Derivatives Market. Fee & commission income from the derivatives market increased by 56% YoY to RUB 1.25 bln. The trading volume amounted to 1.06 bln contracts representing RUB 50.0 trn, down 3% YoY. Open interest reached RUB 270.0 trn by YE 2012, up 24% YoY. During 2012 trading volume in some specific instruments increased significantly: volume of USD/RUB FX futures was up 91% YoY, OFZ futures were up 191% YoY.
Depositary and Settlement Services. Fees & commission income from depositary and settlement services increased 8% to RUB 1.92 bln.
Other Revenues. Other revenues increased by 56% YoY to RUB 1.11 bln. The biggest contributors to this line are revenues from the sale of IT services (RUB 528.15 mln, up 149% YoY) and revenues from the sale of information (RUB 404.00 mln, up 45%).
Interest & Other Finance Income. Interest & other finance income increased by 45% YoY to RUB 10.03 bln. This was primarily due to an increase in funds available for investments (RUB 285.86 bln as of YE 2012, up 6% YoY) and a more favorable interest rate environment.
Cash and Cash Equivalents. The Exchange cash position³ at YE 2012 totaled RUB 31.61 bln. The Exchange had no debt as of year-end 2012.

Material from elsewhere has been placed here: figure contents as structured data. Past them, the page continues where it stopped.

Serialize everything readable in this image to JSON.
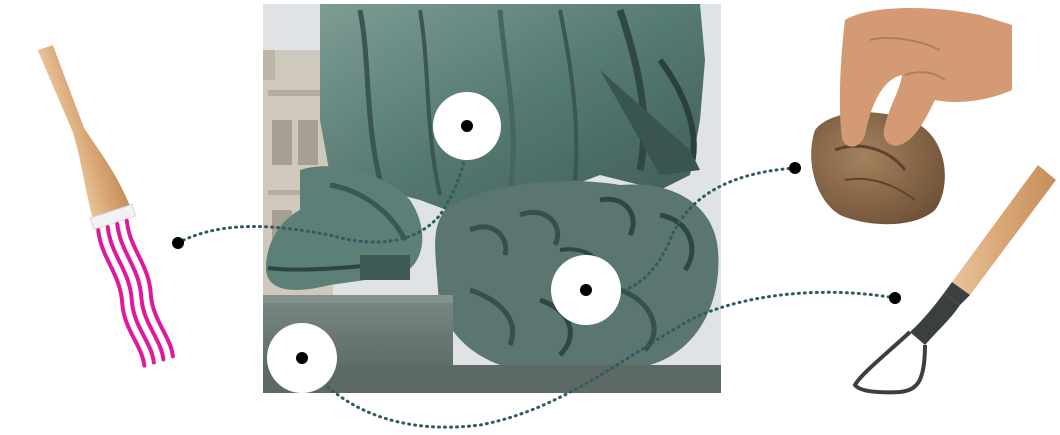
{
  "colors": {
    "background": "#ffffff",
    "connector": "#2f5b63",
    "marker_fill": "#ffffff",
    "marker_dot": "#000000",
    "bristle_accent": "#e0199a",
    "wood": "#d9ab7c",
    "bronze": "#5e7f78",
    "stone": "#6f7e78",
    "clay": "#8b6b4c",
    "skin": "#d49a73",
    "metal": "#3c3f40"
  },
  "items": {
    "photo": {
      "icon": "statue-base-photo"
    },
    "tools": [
      {
        "icon": "paint-brush-icon"
      },
      {
        "icon": "clay-sponge-icon"
      },
      {
        "icon": "loop-tool-icon"
      }
    ],
    "markers": [
      {
        "icon": "marker-shoe"
      },
      {
        "icon": "marker-flowers"
      },
      {
        "icon": "marker-plinth"
      }
    ]
  }
}
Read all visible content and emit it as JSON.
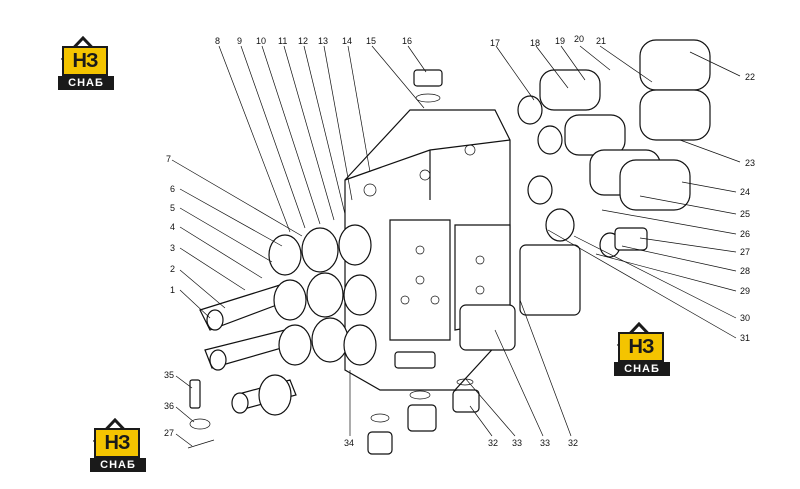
{
  "diagram": {
    "callouts_left": [
      "1",
      "2",
      "3",
      "4",
      "5",
      "6",
      "7"
    ],
    "callouts_top": [
      "8",
      "9",
      "10",
      "11",
      "12",
      "13",
      "14",
      "15",
      "16",
      "17",
      "18",
      "19",
      "20",
      "21",
      "22"
    ],
    "callouts_right": [
      "23",
      "24",
      "25",
      "26",
      "27",
      "28",
      "29",
      "30",
      "31"
    ],
    "callouts_bottom": [
      "32",
      "33",
      "33",
      "32",
      "34",
      "35",
      "36",
      "27"
    ],
    "line_color": "#111111"
  },
  "logos": [
    {
      "mark": "НЗ",
      "word": "СНАБ"
    },
    {
      "mark": "НЗ",
      "word": "СНАБ"
    },
    {
      "mark": "НЗ",
      "word": "СНАБ"
    }
  ],
  "brand_colors": {
    "yellow": "#f4c400",
    "dark": "#1a1a1a"
  }
}
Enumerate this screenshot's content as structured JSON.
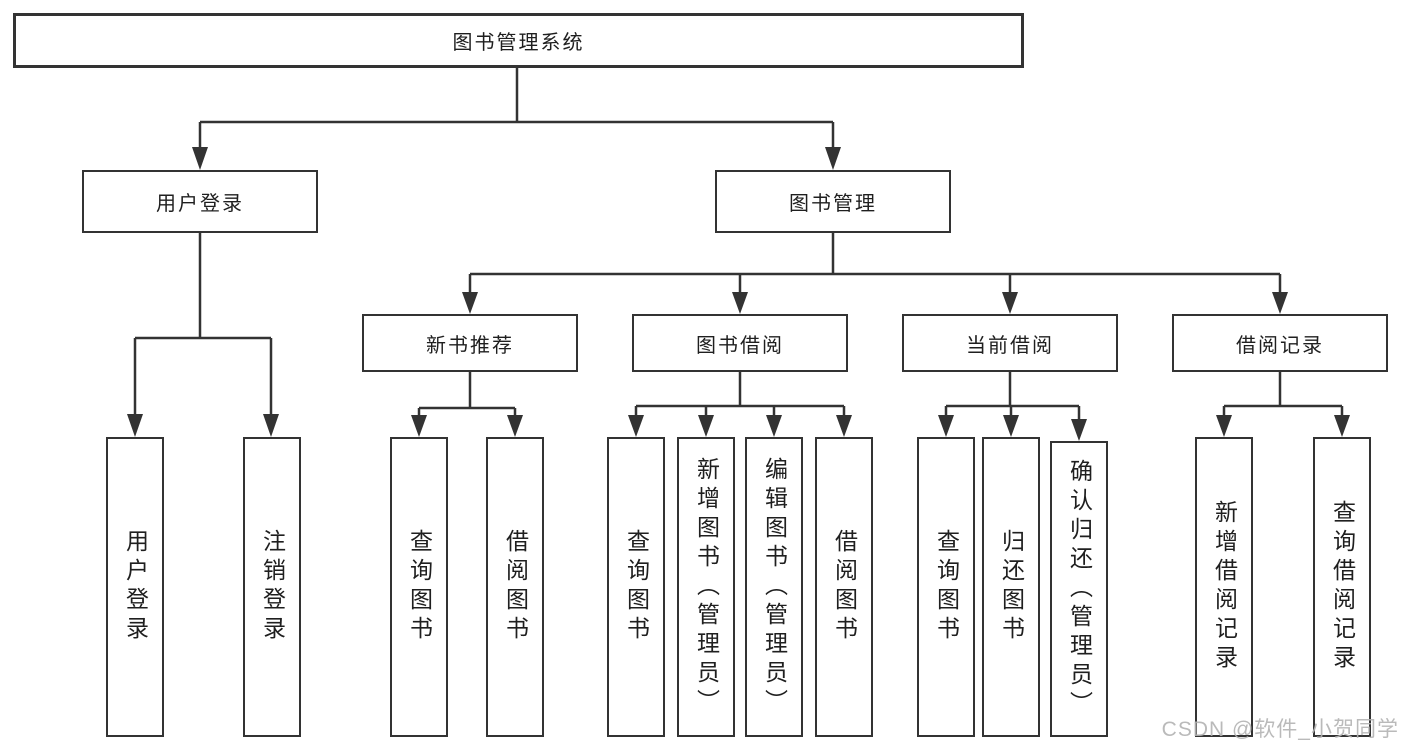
{
  "diagram": {
    "root": {
      "label": "图书管理系统"
    },
    "branches": [
      {
        "label": "用户登录",
        "children": [
          {
            "label": "用户登录"
          },
          {
            "label": "注销登录"
          }
        ]
      },
      {
        "label": "图书管理",
        "children": [
          {
            "label": "新书推荐",
            "children": [
              {
                "label": "查询图书"
              },
              {
                "label": "借阅图书"
              }
            ]
          },
          {
            "label": "图书借阅",
            "children": [
              {
                "label": "查询图书"
              },
              {
                "label": "新增图书（管理员）"
              },
              {
                "label": "编辑图书（管理员）"
              },
              {
                "label": "借阅图书"
              }
            ]
          },
          {
            "label": "当前借阅",
            "children": [
              {
                "label": "查询图书"
              },
              {
                "label": "归还图书"
              },
              {
                "label": "确认归还（管理员）"
              }
            ]
          },
          {
            "label": "借阅记录",
            "children": [
              {
                "label": "新增借阅记录"
              },
              {
                "label": "查询借阅记录"
              }
            ]
          }
        ]
      }
    ]
  },
  "watermark": {
    "text": "CSDN @软件_小贺同学"
  },
  "colors": {
    "line": "#333333",
    "box_border": "#333333",
    "text": "#1f1f1f",
    "watermark": "#b3b3b3",
    "background": "#ffffff"
  }
}
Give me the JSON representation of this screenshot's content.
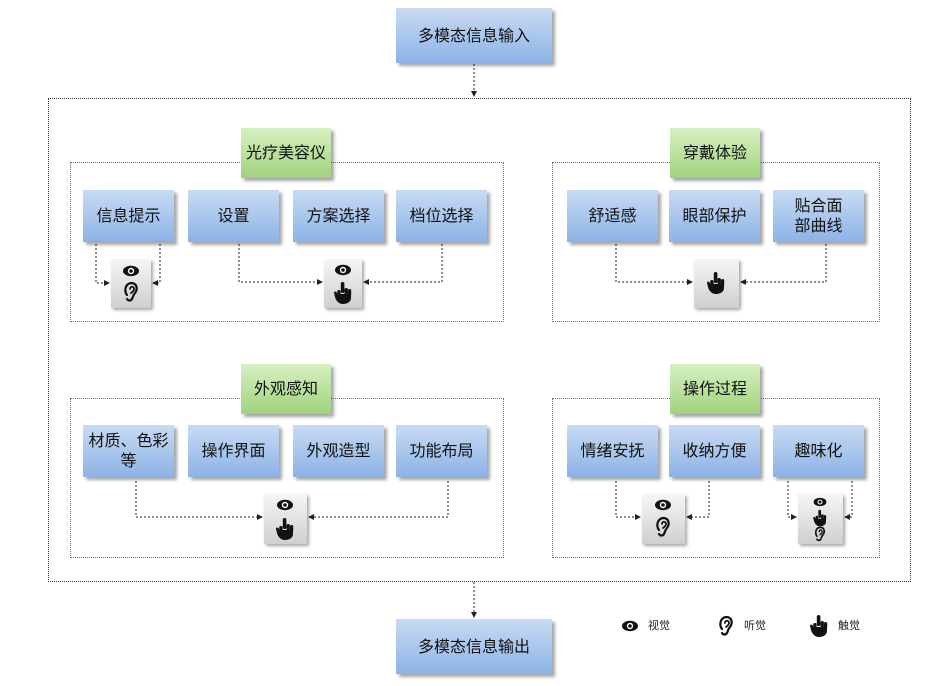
{
  "input_label": "多模态信息输入",
  "output_label": "多模态信息输出",
  "groups": {
    "light_beauty": {
      "title": "光疗美容仪",
      "items": [
        "信息提示",
        "设置",
        "方案选择",
        "档位选择"
      ]
    },
    "wearing": {
      "title": "穿戴体验",
      "items": [
        "舒适感",
        "眼部保护",
        "贴合面部曲线"
      ]
    },
    "appearance": {
      "title": "外观感知",
      "items": [
        "材质、色彩等",
        "操作界面",
        "外观造型",
        "功能布局"
      ]
    },
    "operation": {
      "title": "操作过程",
      "items": [
        "情绪安抚",
        "收纳方便",
        "趣味化"
      ]
    }
  },
  "legend": {
    "vision": "视觉",
    "hearing": "听觉",
    "touch": "触觉"
  },
  "icons": [
    "eye-icon",
    "ear-icon",
    "hand-icon"
  ]
}
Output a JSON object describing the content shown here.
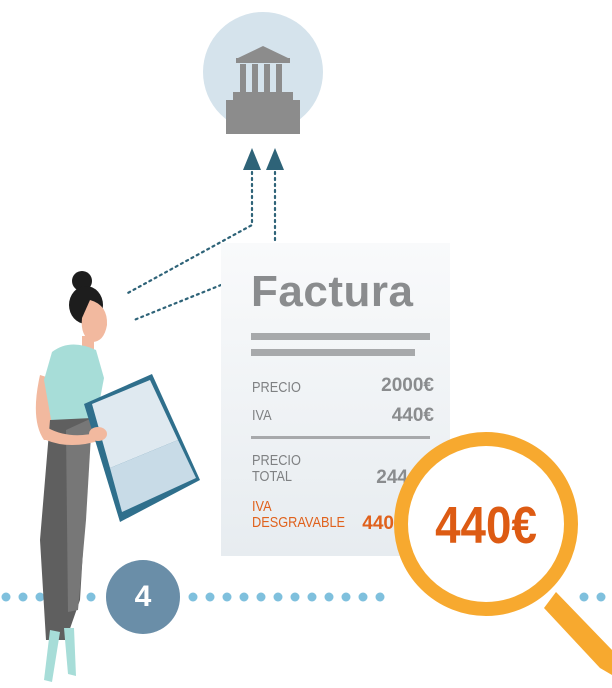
{
  "invoice": {
    "title": "Factura",
    "rows": [
      {
        "label": "PRECIO",
        "value": "2000€"
      },
      {
        "label": "IVA",
        "value": "440€"
      },
      {
        "label": "PRECIO\nTOTAL",
        "value": "244"
      },
      {
        "label": "IVA\nDESGRAVABLE",
        "value": "440"
      }
    ]
  },
  "magnifier": {
    "amount": "440€"
  },
  "step": {
    "number": "4"
  },
  "colors": {
    "accent_orange": "#e0611c",
    "magnifier_ring": "#f7a92f",
    "step_badge": "#6a8ea8",
    "dotted_line": "#7fc0dd",
    "arrow": "#2e6378"
  },
  "icons": [
    "government-building-icon",
    "arrow-up-icon",
    "woman-reading-folder-illustration",
    "magnifying-glass-icon"
  ]
}
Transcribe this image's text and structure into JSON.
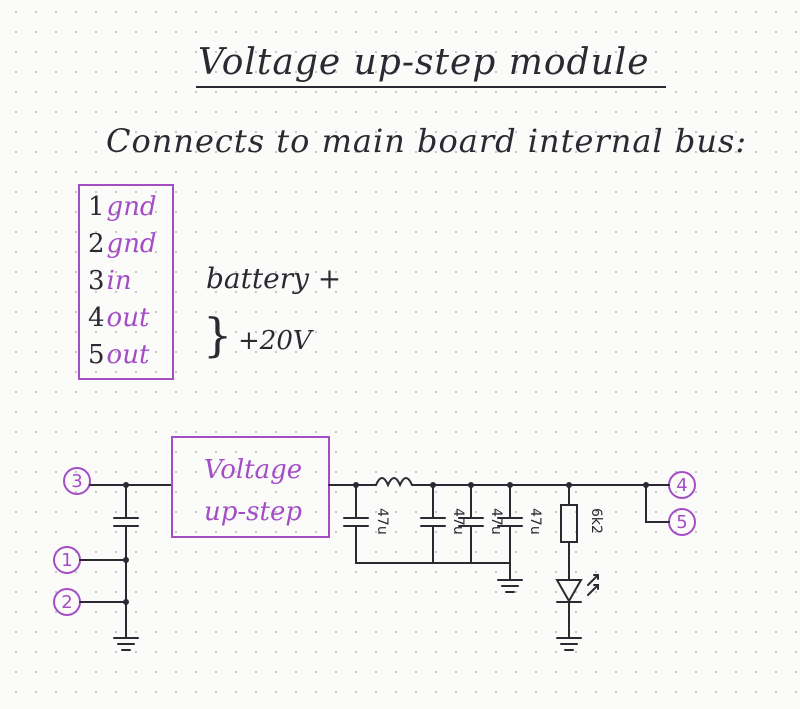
{
  "title": "Voltage up-step module",
  "subtitle": "Connects to main board internal bus:",
  "pinout": [
    {
      "num": "1",
      "name": "gnd"
    },
    {
      "num": "2",
      "name": "gnd"
    },
    {
      "num": "3",
      "name": "in"
    },
    {
      "num": "4",
      "name": "out"
    },
    {
      "num": "5",
      "name": "out"
    }
  ],
  "notes": {
    "input": "battery +",
    "brace": "}",
    "output": "+20V"
  },
  "schematic": {
    "module_label_line1": "Voltage",
    "module_label_line2": "up-step",
    "connectors": [
      "3",
      "1",
      "2",
      "4",
      "5"
    ],
    "cap_values": [
      "47u",
      "47u",
      "47u",
      "47u"
    ],
    "resistor_value": "6k2"
  },
  "colors": {
    "ink": "#2b2a33",
    "accent": "#a44ec6",
    "paper": "#fbfbfa",
    "grid_dot": "#c4c4c4"
  }
}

Expenses. Operating expenses in 2012 increased by 23% YoY to RUB 9.42 bln, driven mainly by growth in personnel expenses4. Significant savings came from lower spending on professional services (RUB 826.03 mln, a decrease of 26% YoY), rent and office maintenance as well as advertising and marketing costs (RUB 492.16 mln and RUB 273.49 mln, respectively, down 3% YoY for both costs lines).
Capital expenditures for the FY 2012 totaled RUB 1.81 bln, most of which related to renovation costs of a new office building for the National Clearing Centre and National Settlement Depository on Spartakovskaya street, which totaled RUB 1.22 bln.
The complete version of the Moscow Exchange consolidated IFRS financial statements for the year ended December 31, 2012 is available on the web site at the Investor Relations section.
¹ In accordance with International Financial Reporting Standards (IFRS).
² Financial results for 2011 reflect the consolidation of RTS starting from June 29, 2011.
³ Cash position is calculated as cash and cash equivalents plus financial assets minus the balance of market participants and distributions payable to holders of securities.
4 Personnel expenses increased due to the consolidation of RTS as of June 29, 2011 as well as the introduction of a stock option scheme for employees in 2012.